You can run the app in a Docker container. By default, the app inside the Docker container will not use persistable index storage, document storage or graph storage. To run the app in a Docker container, you have to build its image (which we name as tldrlc although you can choose any other name) and run an instance (which we name as tldrlc-container but you can also pick a name of your choice) of that image, as follows.
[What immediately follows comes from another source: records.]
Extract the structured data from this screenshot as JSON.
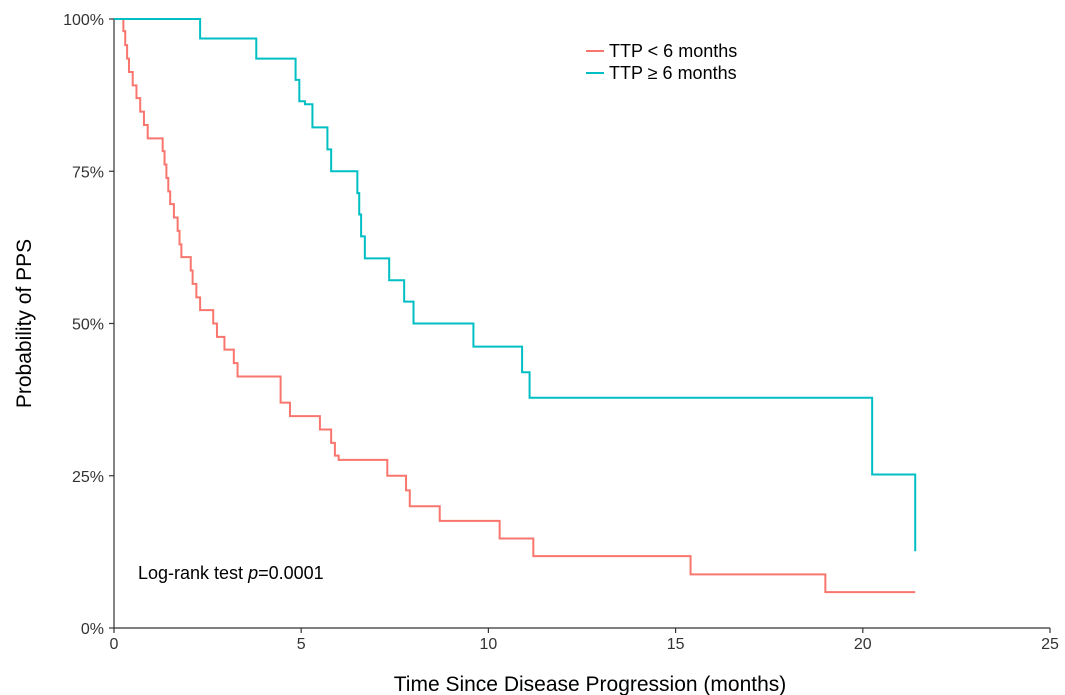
{
  "chart_data": {
    "type": "line",
    "subtype": "kaplan-meier step curve",
    "title": "",
    "xlabel": "Time Since Disease Progression (months)",
    "ylabel": "Probability of PPS",
    "xlim": [
      0,
      25
    ],
    "ylim": [
      0,
      1
    ],
    "xticks": [
      0,
      5,
      10,
      15,
      20,
      25
    ],
    "yticks": [
      0,
      0.25,
      0.5,
      0.75,
      1.0
    ],
    "ytick_labels": [
      "0%",
      "25%",
      "50%",
      "75%",
      "100%"
    ],
    "grid": false,
    "legend_position": "top-right",
    "annotation": {
      "prefix": "Log-rank test ",
      "italic": "p",
      "suffix": "=0.0001"
    },
    "series": [
      {
        "name": "TTP < 6 months",
        "color": "#F8766D",
        "x": [
          0,
          0.25,
          0.3,
          0.35,
          0.4,
          0.5,
          0.6,
          0.7,
          0.8,
          0.9,
          1.3,
          1.35,
          1.4,
          1.45,
          1.5,
          1.6,
          1.7,
          1.75,
          1.8,
          2.05,
          2.1,
          2.2,
          2.3,
          2.65,
          2.75,
          2.95,
          3.2,
          3.3,
          4.45,
          4.7,
          5.5,
          5.8,
          5.9,
          6.0,
          7.3,
          7.8,
          7.9,
          8.7,
          10.3,
          11.2,
          15.4,
          19.0,
          21.4
        ],
        "y": [
          1.0,
          0.98,
          0.957,
          0.935,
          0.913,
          0.891,
          0.87,
          0.848,
          0.826,
          0.804,
          0.783,
          0.761,
          0.739,
          0.717,
          0.696,
          0.674,
          0.652,
          0.63,
          0.609,
          0.587,
          0.565,
          0.543,
          0.522,
          0.5,
          0.478,
          0.457,
          0.435,
          0.413,
          0.37,
          0.348,
          0.326,
          0.304,
          0.283,
          0.276,
          0.25,
          0.226,
          0.2,
          0.176,
          0.147,
          0.118,
          0.088,
          0.059,
          0.059
        ]
      },
      {
        "name": "TTP ≥ 6 months",
        "color": "#00BFC4",
        "x": [
          0,
          2.3,
          3.8,
          4.85,
          4.95,
          5.1,
          5.3,
          5.7,
          5.8,
          6.5,
          6.55,
          6.6,
          6.7,
          6.85,
          7.35,
          7.75,
          8.0,
          9.6,
          10.9,
          11.1,
          20.25,
          21.4,
          21.4
        ],
        "y": [
          1.0,
          0.968,
          0.935,
          0.9,
          0.865,
          0.86,
          0.822,
          0.786,
          0.75,
          0.714,
          0.679,
          0.643,
          0.607,
          0.607,
          0.571,
          0.536,
          0.5,
          0.462,
          0.42,
          0.378,
          0.252,
          0.126,
          0.126
        ]
      }
    ]
  }
}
docker build -f local.dockerfile -t tldrlc .
docker create -p 8765:8765/tcp --name tldrlc-container tldrlc
docker container start tldrlc-container

Following this, the app will be accessible on your Docker host, for example as http://localhost:8765 -- assuming that nothing else on host is blocking port 8765 when the container starts.

If you want to change the settings of the app itself inside the container, login to the container as root. You can do this by running docker exec -it tldrlc-container bash. Once, you have the shell access in the container, edit the file /app/.env using the nano editor that is installed for convenience. For example, you can change the default behaviour of the containerised app to use your preferred remote graph, index and document storage. Then, restart the same container, by running docker container restart tldrlc-container. Remember that these changes will not propagate to any new container that you spin out of the image.

The Docker container has to depend on external LLM provider, graph database, document and index storage. If any of these, such as Ollama, is running on the Docker host then you should change the host name for the service from the default localhost to host.docker.internal.

Cloud deployment

There is a public deployment of this app available through a Hugging Face Spaces at https://huggingface.co/spaces/xtremebytes/TLDRLC. Note that this deployment is experimental and bugs are quite likely. There may be additional problems due to any restrictions on the Hugging Face Spaces infrastructure, which will not manifest in a local deployment.

For a cloud deployment, you have to use Open AI or Cohere. By default, graph, index and documents will be stored in memory with no disk persistence. If you want persistence with the deployment with a cloud deployment, you must use Neo4j Aura DB and a remotely hosted Redis (e.g., Redis on Render). Alternatively, you can use local or on-premises hosted Ollama, Neo4j and Redis by exposing those services with TCP (or, TLS) tunnels publicly through ngrok.

Note that for cloud deployment(s) mentioned above, unless you create your separate cloud deployment by yourself, LangFuse evaluation is enabled by default and cannot be turned off. This is meant for evaluation purposes of this project. Hence, all information about your interactions with the chatbot will be available to the maintainer(s) of this project. For local, Docker or cloud deployments that you create, LangFuse is not enabled by default. Even when enabled, by yourself, LangFuse traces will be available to you, and not the maintainer(s) of this project.

Support

Use the issue tracker to report bugs or request feature enhancements. You can also use the discussions to discuss matters other than bug reports and feature requests.

Contributing

You can contribute fixes or new ideas using pull requests.

License

Apache License, Version 2.0, January 2004. See: http://www.apache.org/licenses/.

Project status

Actively maintained early stage prototype for experimentation only.